The pulmonary artery catheter (PAC) is an invasive device that enables real-time monitoring of cardiac physiological parameters, including pulmonary artery pressure, pulmonary capillary wedge pressure, and cardiac output, among others. Although its use is fully embedded in cardiac anesthesia practice, its routine intraoperative use remains controversial. Multiple observational studies have reported conflicting results regarding the clinical benefit of PAC use. In fact, in noncardiac surgery and in intensive care units, its use declined substantially over the past 2 decades after the publication of several clinical trials showing no clinical benefit and a possible increase in device-related complications. More recently, several meta-analyses have suggested that its use may be beneficial in appropriately selected critically ill patients.
Nevertheless, in the setting of cardiac surgery, PAC use remains very common, although reported utilization rates differ substantially across registries, ranging from 7% to 75%. Given these marked discrepancies, this study sought to provide a clearer picture of current PAC utilization rates in a representative sample of cardiac surgery departments at US university hospitals and to assess which factors influence its intraoperative use during cardiac surgery.
This was a cross-sectional observational study based on data from the US MPOG registry. The analysis included data from 145,343 patients who underwent open cardiac surgery between 2016 and 2023 at 53 university hospitals in the United States. The primary objective was to quantify intraoperative PAC use in cardiac surgery and to identify factors associated with its use at the hospital, anesthesiologist, and patient levels. To that end, 2- and 3-level hierarchical models were developed, and their effects were assessed using the median odds ratio (MOR).
PACs were used intraoperatively in 72% of the included patients, although utilization varied significantly across hospitals (0%-98%) and anesthesiologists (0%-100%). Patients in whom a PAC was used had a greater baseline comorbidity burden and were also more likely to have undergone surgery at higher-volume hospitals. PAC utilization also varied according to procedure type, with the lowest rates observed in pulmonic valve procedures and coronary artery bypass surgery, and the highest rates in patients undergoing thoracic organ transplantation.
The 2-level predictive model (fixed effects: patient and hospital; random effect: anesthesiologist) identified anesthesiologist as an independent predictor of PAC use (MOR 7.70; 95% confidence interval 6.82-8.76), as well as heart transplantation (MOR 9.70; 95% confidence interval 7.12-13.30) and lung transplantation (MOR 9.58; 95% confidence interval 7.58-12.15). However, in the 3-level model (fixed effects: patient and hospital; random effects: anesthesiologist nested within hospital), the main source of variability was shown to be the hospital itself (MOR 15.00; 95% confidence interval 8.98-28.32), and the effect previously attributed to the anesthesiologist was actually explained by interhospital differences. Indeed, the effect attributable to anesthesiologists within the same hospital was only 1.70 (95% confidence interval 1.61-1.81). In this model, heart and lung transplantation remained the leading predictors of PAC use.
The authors concluded that PAC use in cardiac surgery remains very common in US university hospitals and that its use is driven far more by hospital-level institutional factors than by patient clinical characteristics or anesthesiologist-related factors.
COMMENTARY:
The findings of this study highlight a well-recognized feature of contemporary clinical practice: the performance of certain procedures and the adoption of certain medical decisions do not always depend on the patient’s clinical profile or the treating physician alone, but are often closely linked to structural factors and resource availability within the hospital or healthcare environment in which care is delivered.
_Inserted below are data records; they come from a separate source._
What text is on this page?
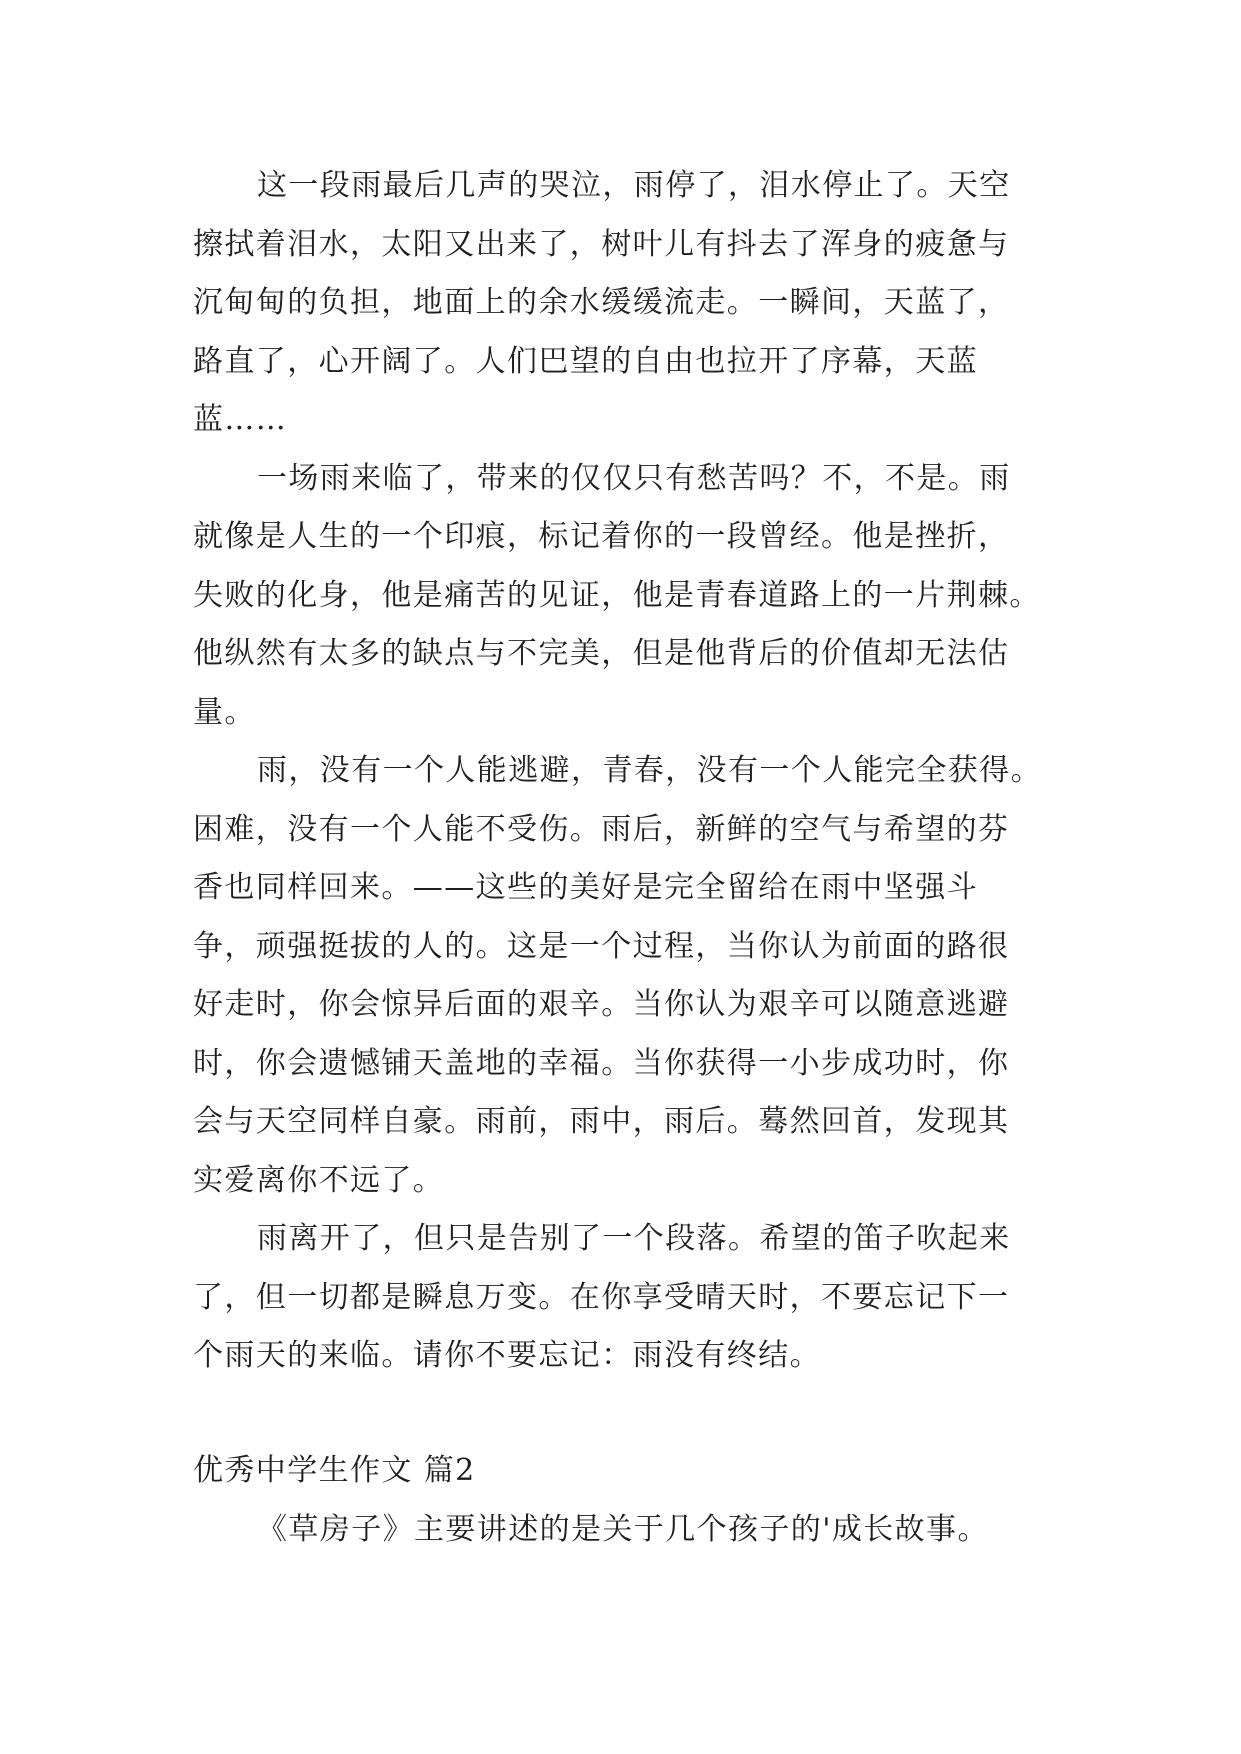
这一段雨最后几声的哭泣，雨停了，泪水停止了。天空
擦拭着泪水，太阳又出来了，树叶儿有抖去了浑身的疲惫与
沉甸甸的负担，地面上的余水缓缓流走。一瞬间，天蓝了，
路直了，心开阔了。人们巴望的自由也拉开了序幕，天蓝
蓝……
一场雨来临了，带来的仅仅只有愁苦吗？不，不是。雨
就像是人生的一个印痕，标记着你的一段曾经。他是挫折，
失败的化身，他是痛苦的见证，他是青春道路上的一片荆棘。
他纵然有太多的缺点与不完美，但是他背后的价值却无法估
量。
雨，没有一个人能逃避，青春，没有一个人能完全获得。
困难，没有一个人能不受伤。雨后，新鲜的空气与希望的芬
香也同样回来。——这些的美好是完全留给在雨中坚强斗
争，顽强挺拔的人的。这是一个过程，当你认为前面的路很
好走时，你会惊异后面的艰辛。当你认为艰辛可以随意逃避
时，你会遗憾铺天盖地的幸福。当你获得一小步成功时，你
会与天空同样自豪。雨前，雨中，雨后。蓦然回首，发现其
实爱离你不远了。
雨离开了，但只是告别了一个段落。希望的笛子吹起来
了，但一切都是瞬息万变。在你享受晴天时，不要忘记下一
个雨天的来临。请你不要忘记：雨没有终结。
优秀中学生作文 篇2
《草房子》主要讲述的是关于几个孩子的'成长故事。
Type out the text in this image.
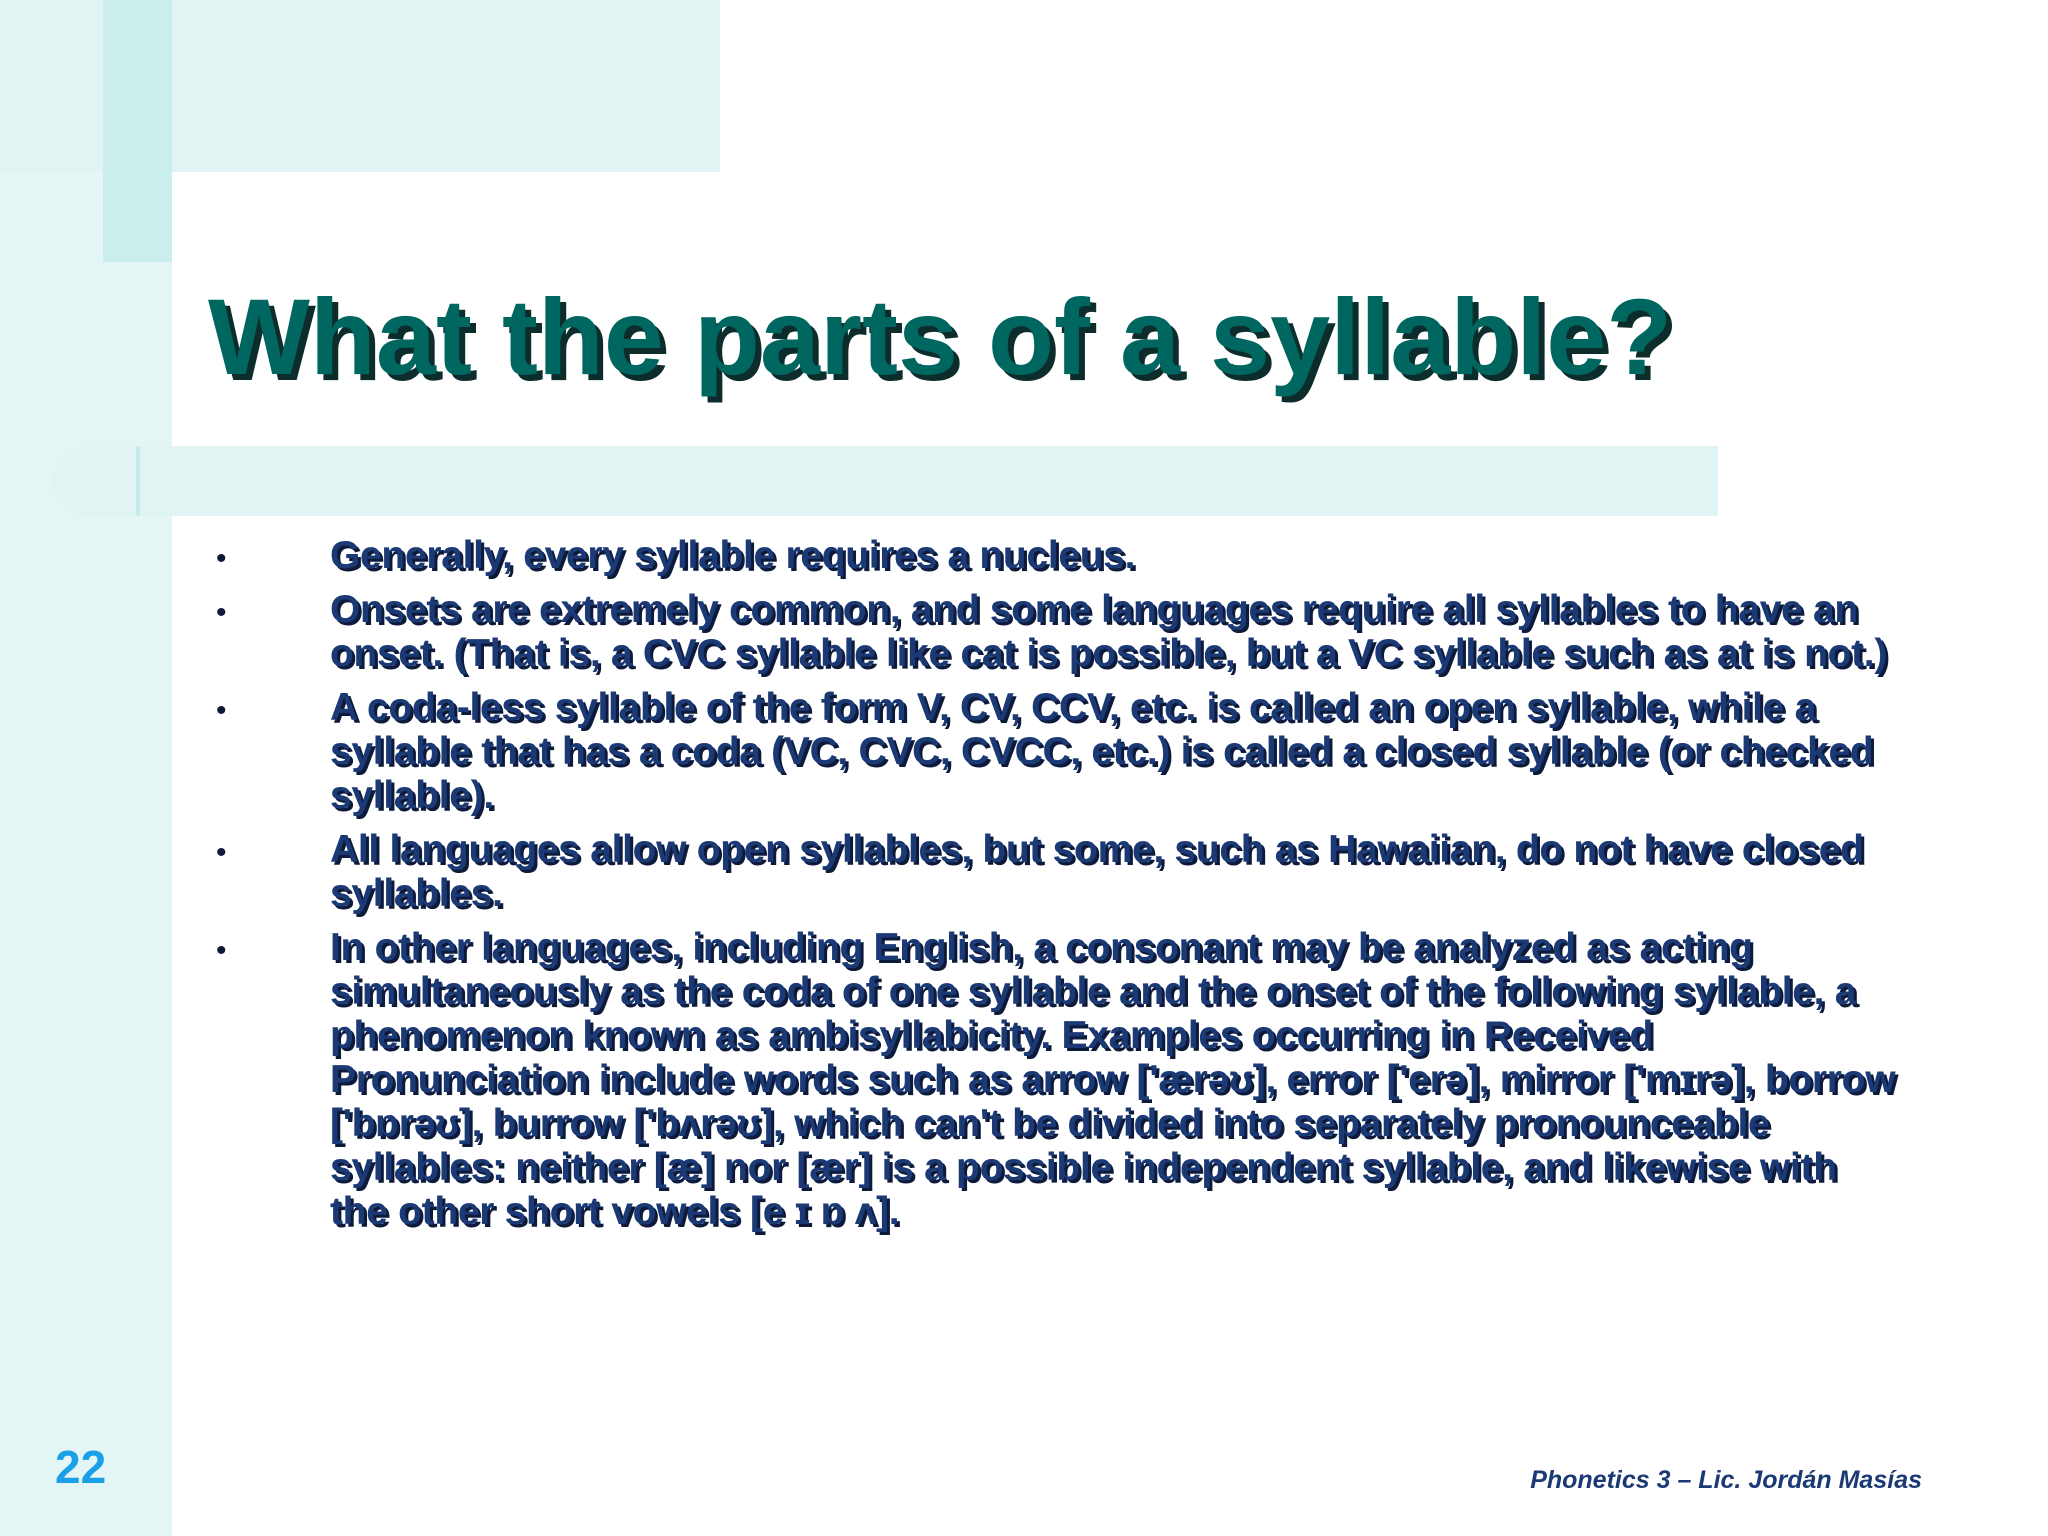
What the parts of a syllable?
•	Generally, every syllable requires a nucleus.
•	Onsets are extremely common, and some languages require all syllables to have an onset. (That is, a CVC syllable like cat is possible, but a VC syllable such as at is not.)
•	A coda-less syllable of the form V, CV, CCV, etc. is called an open syllable, while a syllable that has a coda (VC, CVC, CVCC, etc.) is called a closed syllable (or checked syllable).
•	All languages allow open syllables, but some, such as Hawaiian, do not have closed syllables.
•	In other languages, including English, a consonant may be analyzed as acting simultaneously as the coda of one syllable and the onset of the following syllable, a phenomenon known as ambisyllabicity. Examples occurring in Received Pronunciation include words such as arrow ['ærəʊ], error ['erə], mirror ['mɪrə], borrow ['bɒrəʊ], burrow ['bʌrəʊ], which can't be divided into separately pronounceable syllables: neither [æ] nor [ær] is a possible independent syllable, and likewise with the other short vowels [e ɪ ɒ ʌ].
22	Phonetics 3 – Lic. Jordán Masías
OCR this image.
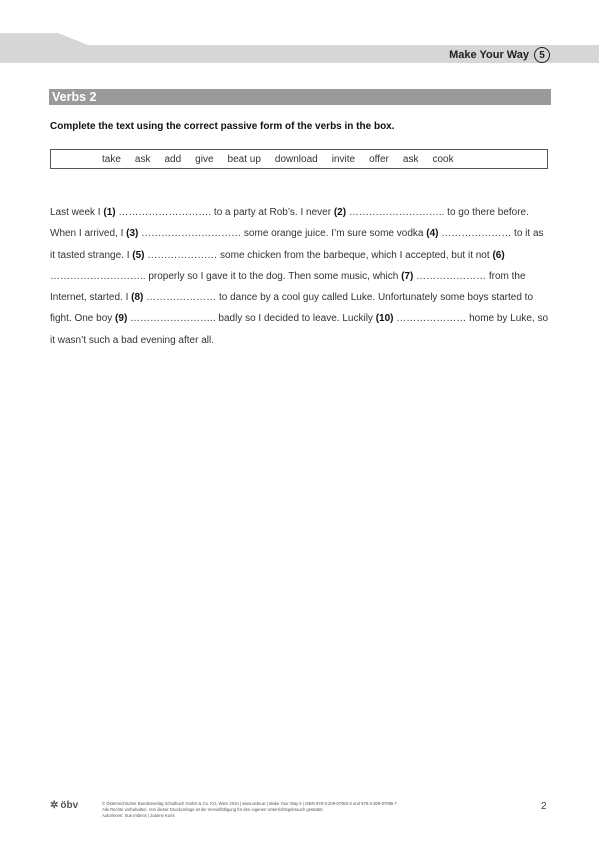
Make Your Way	5
Verbs 2
Complete the text using the correct passive form of the verbs in the box.
take ask add give beat up download invite offer ask cook

Last week I (1) ………………………. to a party at Rob’s. I never (2) ……………………….. to go there before. When I arrived, I (3) ………………………… some orange juice. I’m sure some vodka (4) ………………… to it as it tasted strange. I (5) ………………… some chicken from the barbeque, which I accepted, but it not (6) ……………………….. properly so I gave it to the dog. Then some music, which (7) ………………… from the Internet, started. I (8) ………………… to dance by a cool guy called Luke. Unfortunately some boys started to fight. One boy (9) …………………….. badly so I decided to leave. Luckily (10) ………………… home by Luke, so it wasn’t such a bad evening after all.

✲ öbv	© Österreichischer Bundesverlag Schulbuch GmbH & Co. KG, Wien 2010 | www.oebv.at | Make Your Way 5 | ISBN 978-3-209-07083-3 und 978-3-209-07085-7
Alle Rechte vorbehalten. Von dieser Druckvorlage ist die Vervielfältigung für den eigenen Unterrichtsgebrauch gestattet.
Autorinnen: Sue Imbeck | Joanne Koris
2
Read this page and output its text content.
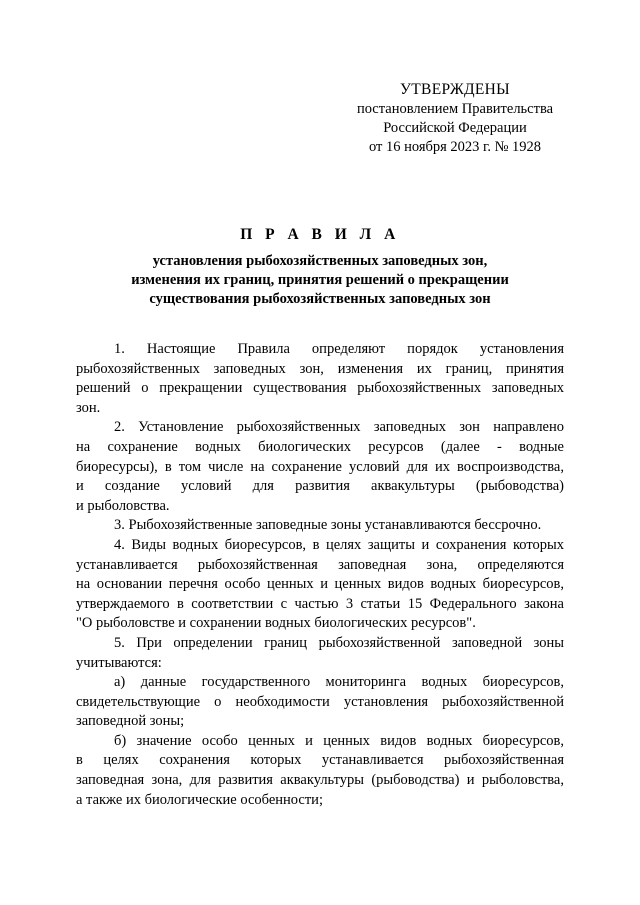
УТВЕРЖДЕНЫ
постановлением Правительства
Российской Федерации
от 16 ноября 2023 г. № 1928
П Р А В И Л А
установления рыбохозяйственных заповедных зон,
изменения их границ, принятия решений о прекращении
существования рыбохозяйственных заповедных зон
1. Настоящие Правила определяют порядок установления
рыбохозяйственных заповедных зон, изменения их границ, принятия
решений о прекращении существования рыбохозяйственных заповедных
зон.
2. Установление рыбохозяйственных заповедных зон направлено
на сохранение водных биологических ресурсов (далее - водные
биоресурсы), в том числе на сохранение условий для их воспроизводства,
и создание условий для развития аквакультуры (рыбоводства)
и рыболовства.
3. Рыбохозяйственные заповедные зоны устанавливаются бессрочно.
4. Виды водных биоресурсов, в целях защиты и сохранения которых
устанавливается рыбохозяйственная заповедная зона, определяются
на основании перечня особо ценных и ценных видов водных биоресурсов,
утверждаемого в соответствии с частью 3 статьи 15 Федерального закона
"О рыболовстве и сохранении водных биологических ресурсов".
5. При определении границ рыбохозяйственной заповедной зоны
учитываются:
а) данные государственного мониторинга водных биоресурсов,
свидетельствующие о необходимости установления рыбохозяйственной
заповедной зоны;
б) значение особо ценных и ценных видов водных биоресурсов,
в целях сохранения которых устанавливается рыбохозяйственная
заповедная зона, для развития аквакультуры (рыбоводства) и рыболовства,
а также их биологические особенности;
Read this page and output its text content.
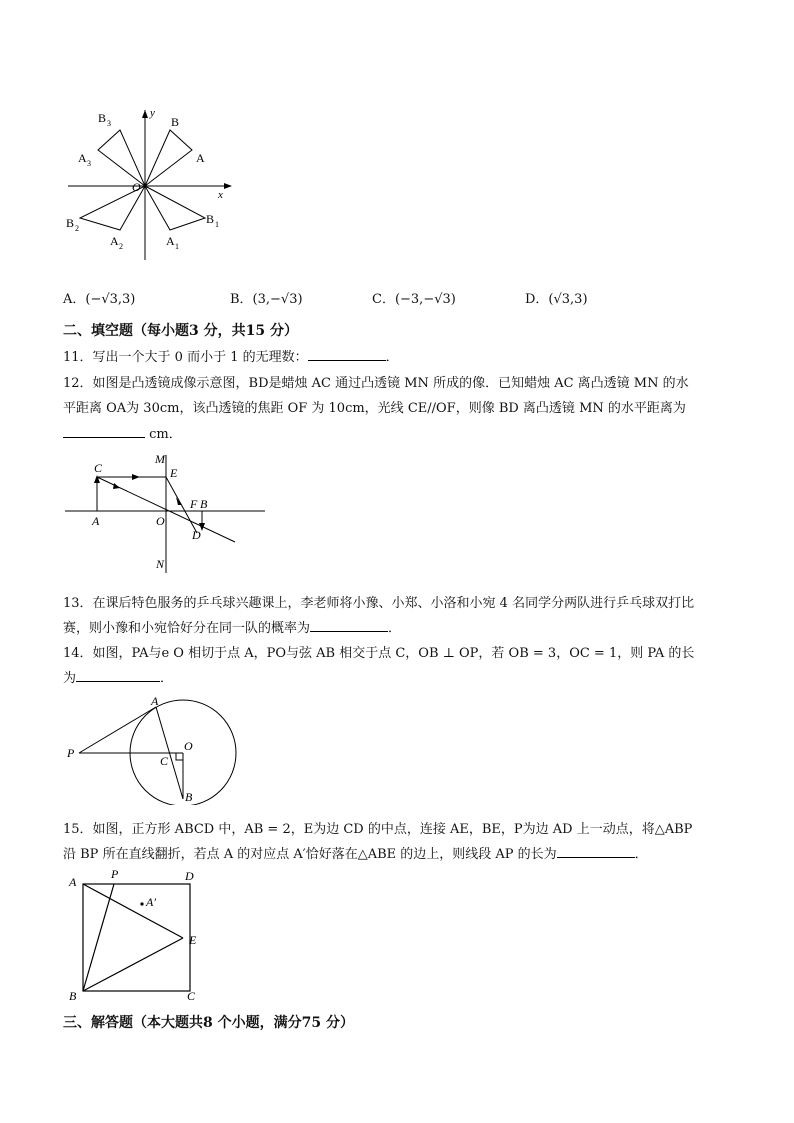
y
x
O
B
A
B 3
A 3
B 2
A 2
B 1
A 1
A．(−√3,3)	B．(3,−√3)	C．(−3,−√3)	D．(√3,3)
二、填空题（每小题3 分，共15 分）
11．写出一个大于 0 而小于 1 的无理数：	．
12．如图是凸透镜成像示意图，BD是蜡烛 AC 通过凸透镜 MN 所成的像．已知蜡烛 AC 离凸透镜 MN 的水
平距离 OA为 30cm，该凸透镜的焦距 OF 为 10cm，光线 CE//OF，则像 BD 离凸透镜 MN 的水平距离为
cm．
C
M
E
F B
A	O
D
N
13．在课后特色服务的乒乓球兴趣课上，李老师将小豫、小郑、小洛和小宛 4 名同学分两队进行乒乓球双打比
赛，则小豫和小宛恰好分在同一队的概率为	．
14．如图，PA与e O 相切于点 A，PO与弦 AB 相交于点 C，OB ⊥ OP，若 OB = 3，OC = 1，则 PA 的长
为	．
A
P	O
C
B
15．如图，正方形 ABCD 中，AB = 2，E为边 CD 的中点，连接 AE，BE，P为边 AD 上一动点，将△ABP
沿 BP 所在直线翻折，若点 A 的对应点 A′恰好落在△ABE 的边上，则线段 AP 的长为	．
A
P	D
A′
E
B	C
三、解答题（本大题共8 个小题，满分75 分）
This is clearly illustrated by the fact that the strongest predictor of PAC use was the hospital itself, even after adjustment for other factors such as patient clinical complexity and procedural complexity, reflecting that PAC use is strongly shaped by local institutional practice and staff training.
There was, however, some internal consistency in that PAC use increased with greater procedural difficulty and higher patient clinical complexity.
Altogether, these findings illustrate that, given the lack of strong evidence, clinical trials and studies capable of generating high-quality evidence are still needed to determine whether routine PAC use provides real benefit and, if so, which patients are most likely to benefit from it.
REFERENCE:
MacKay EJ, Zhang B, Beaty JM, Devine KA, O’Reilly-Shah V, Mathis MR, Szeto WY, Groeneveld PW, Augoustides JG. Practice Pattern Variability in the Use of Pulmonary Arterial Catheters in Cardiac Surgery. J Cardiothorac Vasc Anesth. 2025 Dec;39(12):3268-3276. doi: 10.1053/j.jvca.2025.08.013.